After he completed Hell Week, Mullen and the other trainees were given physical exams and sent to their barracks to recover.  Mullen was pronounced “fit to train” even though he had to be transported to the barracks in a wheelchair. 

There were no medical personnel on hand in the barracks to keep Mullen or any of his classmates under observation.  When he and three others started experiencing increased difficulty breathing, other sailors called the medical clinic and were told they could call 911 but they might end up being washed out of the course. By the time someone finally called 911, it was too late to save Mullen.

The investigation conducted by the Naval Education and Training Command described a training environment which made the already notoriously tough course even tougher with less sleep and time for recovery.  In an average class, roughly a third of SEAL candidates wash out in the first three weeks.  

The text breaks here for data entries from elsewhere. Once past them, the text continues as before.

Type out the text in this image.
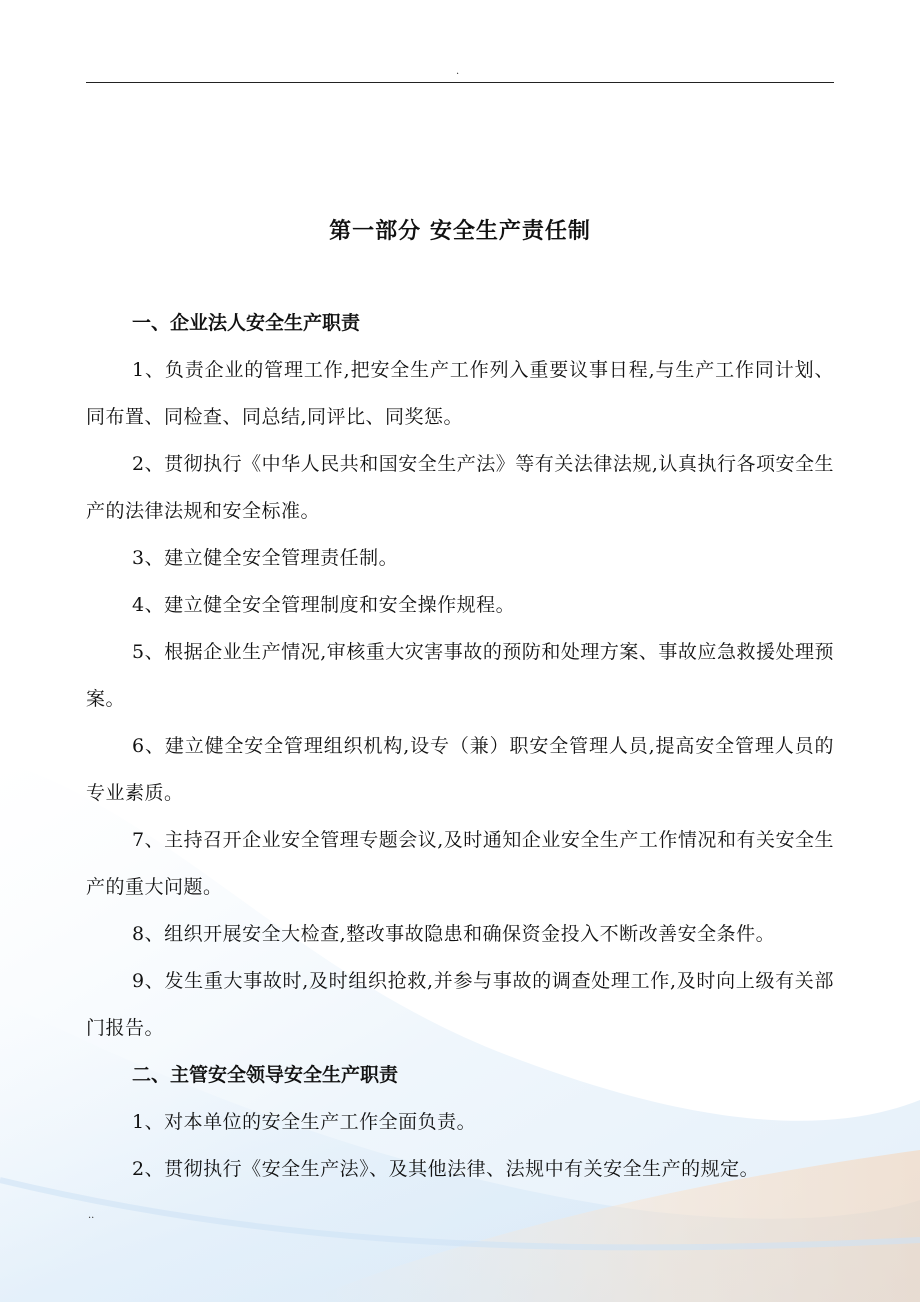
.
第一部分 安全生产责任制

一、企业法人安全生产职责

1、负责企业的管理工作,把安全生产工作列入重要议事日程,与生产工作同计划、同布置、同检查、同总结,同评比、同奖惩。

2、贯彻执行《中华人民共和国安全生产法》等有关法律法规,认真执行各项安全生产的法律法规和安全标准。

3、建立健全安全管理责任制。

4、建立健全安全管理制度和安全操作规程。

5、根据企业生产情况,审核重大灾害事故的预防和处理方案、事故应急救援处理预案。

6、建立健全安全管理组织机构,设专（兼）职安全管理人员,提高安全管理人员的专业素质。

7、主持召开企业安全管理专题会议,及时通知企业安全生产工作情况和有关安全生产的重大问题。

8、组织开展安全大检查,整改事故隐患和确保资金投入不断改善安全条件。

9、发生重大事故时,及时组织抢救,并参与事故的调查处理工作,及时向上级有关部门报告。

二、主管安全领导安全生产职责

1、对本单位的安全生产工作全面负责。

2、贯彻执行《安全生产法》、及其他法律、法规中有关安全生产的规定。

..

After Capt. Geary took over the training, the dropout rate started to climb toward 50%, and civilian observers complained that the SEAL instructors seemed more interested in weeding out weak performers than in training them.  According to the report, some of the instructors, all of whom had been through the same course earlier in their careers, felt standards had fallen and as a result, the training was turning out poor operators. 

When the civilian complaints reached Geary, he told them to back off and said he believed the primary reason for the high dropout rate was that the current generation had less mental toughness.  The overall commander of the SEALS, now retired Rear Admiral Hugh Wyman Howard, told the training command it would be all right if no one made it through the course, as long as standards weren’t lowered.

The results of the investigation will now be turned over to the Navy’s legal command, although an official said it is unlikely all 10 individuals singled out in the report will end up facing a court martial. The report also details a number of changes made to SEAL training as a result of Mullen’s death but warns that “candidates continue to be exposed to unnecessary medical risk.”